Si tratta quindi di un tipo di arte figurativa non astratta, e per riuscire ad unire le due realtà sopracitate gli artisti hanno creato numerose tecniche, tra le quali il frottage (strofinamento) e il grottage (grattamento) di cui Max Ernst può essere definito un pioniere.

Non c’è da stupirsi se questo tipo di arte suscita nell’osservatore un senso di “turbamento”, bisogna ricordare che la corrente surrealista prende spunto da quella del Dadaismo, con la differenza che le modalità di azione non risultano distruttive ed anarchiche, ma costruttive e volte al raggiungimento della libertà individuale e collettiva, tramite la psicoanalisi di Freud. Max Ernst con Au premier mot limpide ci mostra un’opera che rispecchia tutti i canoni e gli obbiettivi sopracitati con chiari rimandi alla sfera erotica e simboli onirici (è possibile infatti leggere le dita incrociate come gambe affusolate di una donna e la loro congiunzione al dorso della mano come un inguine).
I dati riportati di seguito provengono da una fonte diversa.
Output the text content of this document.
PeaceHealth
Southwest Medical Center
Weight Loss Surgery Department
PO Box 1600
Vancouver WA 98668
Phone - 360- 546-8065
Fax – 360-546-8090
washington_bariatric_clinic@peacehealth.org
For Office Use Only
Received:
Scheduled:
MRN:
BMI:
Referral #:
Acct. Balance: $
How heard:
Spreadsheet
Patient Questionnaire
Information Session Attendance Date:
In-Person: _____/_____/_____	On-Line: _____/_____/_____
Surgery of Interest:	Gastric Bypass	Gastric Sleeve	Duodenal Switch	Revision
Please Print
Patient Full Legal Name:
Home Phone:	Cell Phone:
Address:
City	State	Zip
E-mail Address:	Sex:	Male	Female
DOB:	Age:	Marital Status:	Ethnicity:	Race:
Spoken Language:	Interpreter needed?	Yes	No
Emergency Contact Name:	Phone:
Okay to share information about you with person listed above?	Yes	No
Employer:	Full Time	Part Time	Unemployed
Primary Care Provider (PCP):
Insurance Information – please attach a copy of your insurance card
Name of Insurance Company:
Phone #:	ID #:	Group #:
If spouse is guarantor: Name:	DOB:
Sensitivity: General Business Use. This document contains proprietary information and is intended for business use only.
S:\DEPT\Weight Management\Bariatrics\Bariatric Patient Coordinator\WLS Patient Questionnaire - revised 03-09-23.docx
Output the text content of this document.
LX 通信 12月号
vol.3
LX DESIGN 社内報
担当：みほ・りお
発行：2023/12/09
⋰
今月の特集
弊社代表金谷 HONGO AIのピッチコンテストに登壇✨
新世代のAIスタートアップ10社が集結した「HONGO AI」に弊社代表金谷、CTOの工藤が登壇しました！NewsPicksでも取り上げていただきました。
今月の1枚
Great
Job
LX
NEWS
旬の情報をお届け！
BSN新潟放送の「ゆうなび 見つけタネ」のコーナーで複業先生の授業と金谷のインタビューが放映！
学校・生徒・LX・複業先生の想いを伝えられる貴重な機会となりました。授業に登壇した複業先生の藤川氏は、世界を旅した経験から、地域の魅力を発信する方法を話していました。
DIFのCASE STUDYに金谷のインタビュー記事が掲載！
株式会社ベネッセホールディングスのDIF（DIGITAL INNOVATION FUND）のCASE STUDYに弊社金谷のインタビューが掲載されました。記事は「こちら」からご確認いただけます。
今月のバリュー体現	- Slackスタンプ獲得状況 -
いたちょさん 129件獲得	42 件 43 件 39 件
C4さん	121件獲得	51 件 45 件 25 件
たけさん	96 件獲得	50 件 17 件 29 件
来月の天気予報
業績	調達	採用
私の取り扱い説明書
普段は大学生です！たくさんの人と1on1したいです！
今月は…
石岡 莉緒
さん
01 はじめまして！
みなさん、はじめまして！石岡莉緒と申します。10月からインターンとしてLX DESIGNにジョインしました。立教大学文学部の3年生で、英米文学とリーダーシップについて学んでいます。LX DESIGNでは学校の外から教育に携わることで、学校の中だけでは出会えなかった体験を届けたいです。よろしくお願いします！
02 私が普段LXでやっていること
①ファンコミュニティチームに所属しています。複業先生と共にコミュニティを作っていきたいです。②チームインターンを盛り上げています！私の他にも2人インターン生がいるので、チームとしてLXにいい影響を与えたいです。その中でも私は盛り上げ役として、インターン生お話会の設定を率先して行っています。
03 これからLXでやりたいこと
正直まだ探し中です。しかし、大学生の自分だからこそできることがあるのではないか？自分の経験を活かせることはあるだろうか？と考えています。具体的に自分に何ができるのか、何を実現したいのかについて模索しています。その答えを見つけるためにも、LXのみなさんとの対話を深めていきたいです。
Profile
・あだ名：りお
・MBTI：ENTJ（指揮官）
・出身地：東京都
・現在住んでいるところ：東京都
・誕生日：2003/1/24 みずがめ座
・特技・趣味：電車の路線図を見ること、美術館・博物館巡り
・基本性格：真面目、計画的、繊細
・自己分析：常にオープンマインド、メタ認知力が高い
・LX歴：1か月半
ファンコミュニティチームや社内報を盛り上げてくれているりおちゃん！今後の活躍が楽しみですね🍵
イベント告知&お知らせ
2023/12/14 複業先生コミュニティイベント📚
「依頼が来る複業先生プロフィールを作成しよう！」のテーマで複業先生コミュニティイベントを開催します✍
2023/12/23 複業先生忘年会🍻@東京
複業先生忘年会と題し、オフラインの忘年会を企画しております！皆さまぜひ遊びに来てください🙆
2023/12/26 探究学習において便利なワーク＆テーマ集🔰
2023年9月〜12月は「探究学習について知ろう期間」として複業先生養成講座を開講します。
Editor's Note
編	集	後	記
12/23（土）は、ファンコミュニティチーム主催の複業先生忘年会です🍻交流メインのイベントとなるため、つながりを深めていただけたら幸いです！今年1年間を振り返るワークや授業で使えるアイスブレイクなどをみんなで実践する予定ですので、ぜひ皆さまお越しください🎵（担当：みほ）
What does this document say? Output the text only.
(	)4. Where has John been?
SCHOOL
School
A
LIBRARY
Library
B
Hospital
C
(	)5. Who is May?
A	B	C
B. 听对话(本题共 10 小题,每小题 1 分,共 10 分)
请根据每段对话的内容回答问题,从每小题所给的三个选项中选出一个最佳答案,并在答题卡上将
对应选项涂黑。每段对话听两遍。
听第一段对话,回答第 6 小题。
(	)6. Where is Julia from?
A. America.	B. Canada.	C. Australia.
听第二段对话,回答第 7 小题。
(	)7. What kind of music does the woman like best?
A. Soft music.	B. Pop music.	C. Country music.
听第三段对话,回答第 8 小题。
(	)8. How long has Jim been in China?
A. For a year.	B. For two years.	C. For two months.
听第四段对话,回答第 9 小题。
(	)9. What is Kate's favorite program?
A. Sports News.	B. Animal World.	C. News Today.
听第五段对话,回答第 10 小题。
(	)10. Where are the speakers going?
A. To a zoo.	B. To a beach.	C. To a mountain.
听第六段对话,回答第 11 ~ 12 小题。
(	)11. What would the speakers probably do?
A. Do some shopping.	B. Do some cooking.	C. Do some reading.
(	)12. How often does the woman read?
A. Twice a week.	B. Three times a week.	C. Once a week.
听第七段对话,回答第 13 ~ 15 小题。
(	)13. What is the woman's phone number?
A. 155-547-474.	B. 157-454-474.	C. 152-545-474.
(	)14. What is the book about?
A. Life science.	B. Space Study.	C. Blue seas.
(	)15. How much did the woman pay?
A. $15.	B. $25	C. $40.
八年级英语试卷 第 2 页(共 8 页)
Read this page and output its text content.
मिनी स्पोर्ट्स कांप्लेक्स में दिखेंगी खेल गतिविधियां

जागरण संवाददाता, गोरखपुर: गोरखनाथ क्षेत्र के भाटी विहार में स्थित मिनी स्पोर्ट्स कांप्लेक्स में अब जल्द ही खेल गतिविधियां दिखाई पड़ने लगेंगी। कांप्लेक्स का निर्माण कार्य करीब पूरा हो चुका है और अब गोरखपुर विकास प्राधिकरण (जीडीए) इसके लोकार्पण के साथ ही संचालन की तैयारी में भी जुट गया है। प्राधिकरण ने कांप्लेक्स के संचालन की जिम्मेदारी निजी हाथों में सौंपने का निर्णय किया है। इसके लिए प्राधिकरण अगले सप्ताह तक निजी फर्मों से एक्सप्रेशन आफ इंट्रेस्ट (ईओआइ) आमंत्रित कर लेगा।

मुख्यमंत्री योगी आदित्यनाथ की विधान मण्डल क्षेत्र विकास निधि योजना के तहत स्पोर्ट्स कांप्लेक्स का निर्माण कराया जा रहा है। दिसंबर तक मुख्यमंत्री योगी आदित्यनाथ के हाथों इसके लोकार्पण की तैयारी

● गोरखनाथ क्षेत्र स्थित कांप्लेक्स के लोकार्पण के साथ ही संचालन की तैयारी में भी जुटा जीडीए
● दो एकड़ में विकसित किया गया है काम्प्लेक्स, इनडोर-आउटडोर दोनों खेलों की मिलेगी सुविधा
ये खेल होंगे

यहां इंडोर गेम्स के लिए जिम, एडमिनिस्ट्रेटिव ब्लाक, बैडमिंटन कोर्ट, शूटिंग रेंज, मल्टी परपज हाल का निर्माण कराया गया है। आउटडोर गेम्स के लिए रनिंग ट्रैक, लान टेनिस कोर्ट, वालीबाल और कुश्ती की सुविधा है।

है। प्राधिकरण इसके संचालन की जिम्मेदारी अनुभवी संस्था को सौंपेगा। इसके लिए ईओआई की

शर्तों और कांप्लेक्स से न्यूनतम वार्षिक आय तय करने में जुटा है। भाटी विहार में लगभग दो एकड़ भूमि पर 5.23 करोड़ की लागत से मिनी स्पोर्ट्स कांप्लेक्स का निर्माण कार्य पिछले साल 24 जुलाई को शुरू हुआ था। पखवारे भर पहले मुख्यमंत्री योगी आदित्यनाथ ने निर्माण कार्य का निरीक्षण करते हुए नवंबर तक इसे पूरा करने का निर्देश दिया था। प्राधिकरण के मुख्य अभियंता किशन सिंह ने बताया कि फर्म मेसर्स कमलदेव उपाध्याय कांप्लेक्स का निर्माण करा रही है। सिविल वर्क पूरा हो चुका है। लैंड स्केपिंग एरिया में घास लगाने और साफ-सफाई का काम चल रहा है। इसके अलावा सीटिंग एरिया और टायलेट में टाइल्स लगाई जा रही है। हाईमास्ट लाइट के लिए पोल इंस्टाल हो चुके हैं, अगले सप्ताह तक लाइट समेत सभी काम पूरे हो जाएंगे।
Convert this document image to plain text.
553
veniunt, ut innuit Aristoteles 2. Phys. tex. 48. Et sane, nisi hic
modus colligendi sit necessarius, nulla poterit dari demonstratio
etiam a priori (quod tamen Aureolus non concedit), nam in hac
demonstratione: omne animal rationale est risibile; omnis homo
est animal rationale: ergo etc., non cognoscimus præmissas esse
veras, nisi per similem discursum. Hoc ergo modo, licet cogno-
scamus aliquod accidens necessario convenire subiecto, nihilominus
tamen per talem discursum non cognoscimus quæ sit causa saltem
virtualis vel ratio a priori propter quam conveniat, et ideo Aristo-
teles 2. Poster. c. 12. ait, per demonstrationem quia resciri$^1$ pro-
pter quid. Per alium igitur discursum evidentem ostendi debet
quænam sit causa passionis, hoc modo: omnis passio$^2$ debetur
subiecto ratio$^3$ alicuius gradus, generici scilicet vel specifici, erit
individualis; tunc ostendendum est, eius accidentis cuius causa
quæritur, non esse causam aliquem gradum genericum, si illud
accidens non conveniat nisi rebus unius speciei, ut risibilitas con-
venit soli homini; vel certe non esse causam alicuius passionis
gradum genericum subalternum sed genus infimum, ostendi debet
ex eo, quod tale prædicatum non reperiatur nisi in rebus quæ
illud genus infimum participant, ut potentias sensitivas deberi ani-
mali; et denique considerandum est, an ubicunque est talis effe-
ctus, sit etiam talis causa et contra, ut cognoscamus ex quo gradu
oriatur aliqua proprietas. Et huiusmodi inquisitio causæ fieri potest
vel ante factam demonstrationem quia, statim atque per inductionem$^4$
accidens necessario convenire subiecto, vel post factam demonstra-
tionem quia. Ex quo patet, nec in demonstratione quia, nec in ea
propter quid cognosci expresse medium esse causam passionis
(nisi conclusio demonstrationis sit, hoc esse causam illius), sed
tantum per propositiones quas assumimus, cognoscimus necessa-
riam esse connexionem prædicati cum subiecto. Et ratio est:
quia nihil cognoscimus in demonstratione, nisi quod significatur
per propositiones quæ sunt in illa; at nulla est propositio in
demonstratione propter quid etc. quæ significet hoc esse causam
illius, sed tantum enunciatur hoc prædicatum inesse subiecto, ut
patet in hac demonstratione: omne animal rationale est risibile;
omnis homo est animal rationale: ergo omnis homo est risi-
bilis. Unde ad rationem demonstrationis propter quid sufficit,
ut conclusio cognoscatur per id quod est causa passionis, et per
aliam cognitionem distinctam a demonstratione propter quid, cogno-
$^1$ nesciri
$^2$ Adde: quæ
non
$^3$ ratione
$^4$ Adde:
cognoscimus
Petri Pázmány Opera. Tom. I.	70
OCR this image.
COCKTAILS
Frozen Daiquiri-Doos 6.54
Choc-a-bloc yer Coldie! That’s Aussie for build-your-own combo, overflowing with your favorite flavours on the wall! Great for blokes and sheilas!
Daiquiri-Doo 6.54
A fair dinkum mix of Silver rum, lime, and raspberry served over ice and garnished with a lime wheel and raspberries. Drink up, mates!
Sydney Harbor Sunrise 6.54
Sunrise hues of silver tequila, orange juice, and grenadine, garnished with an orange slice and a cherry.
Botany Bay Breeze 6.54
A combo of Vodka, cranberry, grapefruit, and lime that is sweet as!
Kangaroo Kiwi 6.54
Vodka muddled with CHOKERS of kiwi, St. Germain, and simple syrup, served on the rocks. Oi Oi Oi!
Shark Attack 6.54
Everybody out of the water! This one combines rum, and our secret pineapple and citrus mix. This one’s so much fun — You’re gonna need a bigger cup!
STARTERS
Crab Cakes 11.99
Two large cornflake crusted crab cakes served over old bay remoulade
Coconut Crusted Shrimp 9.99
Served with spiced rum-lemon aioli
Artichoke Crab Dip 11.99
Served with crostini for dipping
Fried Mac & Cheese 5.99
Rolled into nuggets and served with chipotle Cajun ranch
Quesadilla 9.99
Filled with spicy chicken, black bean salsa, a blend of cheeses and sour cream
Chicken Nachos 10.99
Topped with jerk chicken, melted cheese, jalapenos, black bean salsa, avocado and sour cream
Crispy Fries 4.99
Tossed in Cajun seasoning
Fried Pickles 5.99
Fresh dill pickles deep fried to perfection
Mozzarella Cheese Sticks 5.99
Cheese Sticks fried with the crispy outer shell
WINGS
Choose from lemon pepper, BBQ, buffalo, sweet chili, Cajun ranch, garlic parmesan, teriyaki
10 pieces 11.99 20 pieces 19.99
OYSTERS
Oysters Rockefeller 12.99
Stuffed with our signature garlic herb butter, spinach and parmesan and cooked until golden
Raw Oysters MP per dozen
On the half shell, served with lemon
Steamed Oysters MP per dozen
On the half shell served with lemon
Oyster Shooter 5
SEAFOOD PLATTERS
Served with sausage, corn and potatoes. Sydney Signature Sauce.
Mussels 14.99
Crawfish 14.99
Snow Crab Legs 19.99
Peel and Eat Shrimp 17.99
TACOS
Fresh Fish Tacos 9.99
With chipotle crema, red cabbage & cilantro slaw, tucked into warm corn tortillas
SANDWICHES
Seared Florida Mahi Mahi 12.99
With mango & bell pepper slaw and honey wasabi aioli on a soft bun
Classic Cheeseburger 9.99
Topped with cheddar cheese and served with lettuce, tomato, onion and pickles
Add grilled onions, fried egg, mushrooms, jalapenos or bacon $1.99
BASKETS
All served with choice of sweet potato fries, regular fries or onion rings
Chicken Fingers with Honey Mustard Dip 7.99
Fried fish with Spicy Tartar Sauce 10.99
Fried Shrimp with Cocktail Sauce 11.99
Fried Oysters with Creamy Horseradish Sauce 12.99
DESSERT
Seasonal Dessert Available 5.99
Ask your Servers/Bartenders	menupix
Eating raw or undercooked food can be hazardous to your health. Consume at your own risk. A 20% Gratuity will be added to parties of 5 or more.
La tela è di modeste dimensioni rispetto ad altre sue contemporanee, e solo recentemente, nel 1967, si è scoperto essere solo un frammento facente parte di un vasto ciclo pittorico. La particolarità dell’opera risiede proprio nell’unione di elementi apparentemente sconnessi tra di loro: abbiamo un muro forato dietro cui è posto un cielo blu privo di profondità, due steli a destra della figura che si concludono con dei capolini floreali spinosi che potrebbero essere di carciofo o cardi ancora chiusi, una mano femminile con lunghe unghie laccate, probabilmente il primo elemento su cui cade l’occhio osservando l’opera, un frutto rosso rotondo sostenuto dall’indice e il medio della mano incrociati a formare una X, lettera finale del nome dell’artista, e un insetto stecco che si arrampica sul muro collegato al frutto tramite un filo, messo in tensione da una biglia che gli permette di assumere una forma a M, prima lettera del nome dell’artista, asimmetrica. Gli elementi rappresentati nel dipinto sono quindi molteplici e sembra quasi lo scenario di un sogno; probabilmente la prima domanda che ci si pone osservando l’opera è “ma cosa c’entra?”. Ed è proprio questa la domanda che Max Ernst in quanto artista surrealista voleva suscitare nell’osservatore, una domanda la cui unica risposta risiede nel tentativo di conciliare due realtà all’apparenza incompatibili. La mano della donna “c’entra” perché unita ai due steli, al cielo senza profondità, al frutto rosso sferico, al filo teso grazie alla biglia e all’insetto stecco contribuisce a creare una realtà assoluta, priva di preoccupazioni estetiche e morali. È questa la risposta alla domanda, nella quale risiede il senso della bellezza surrealista.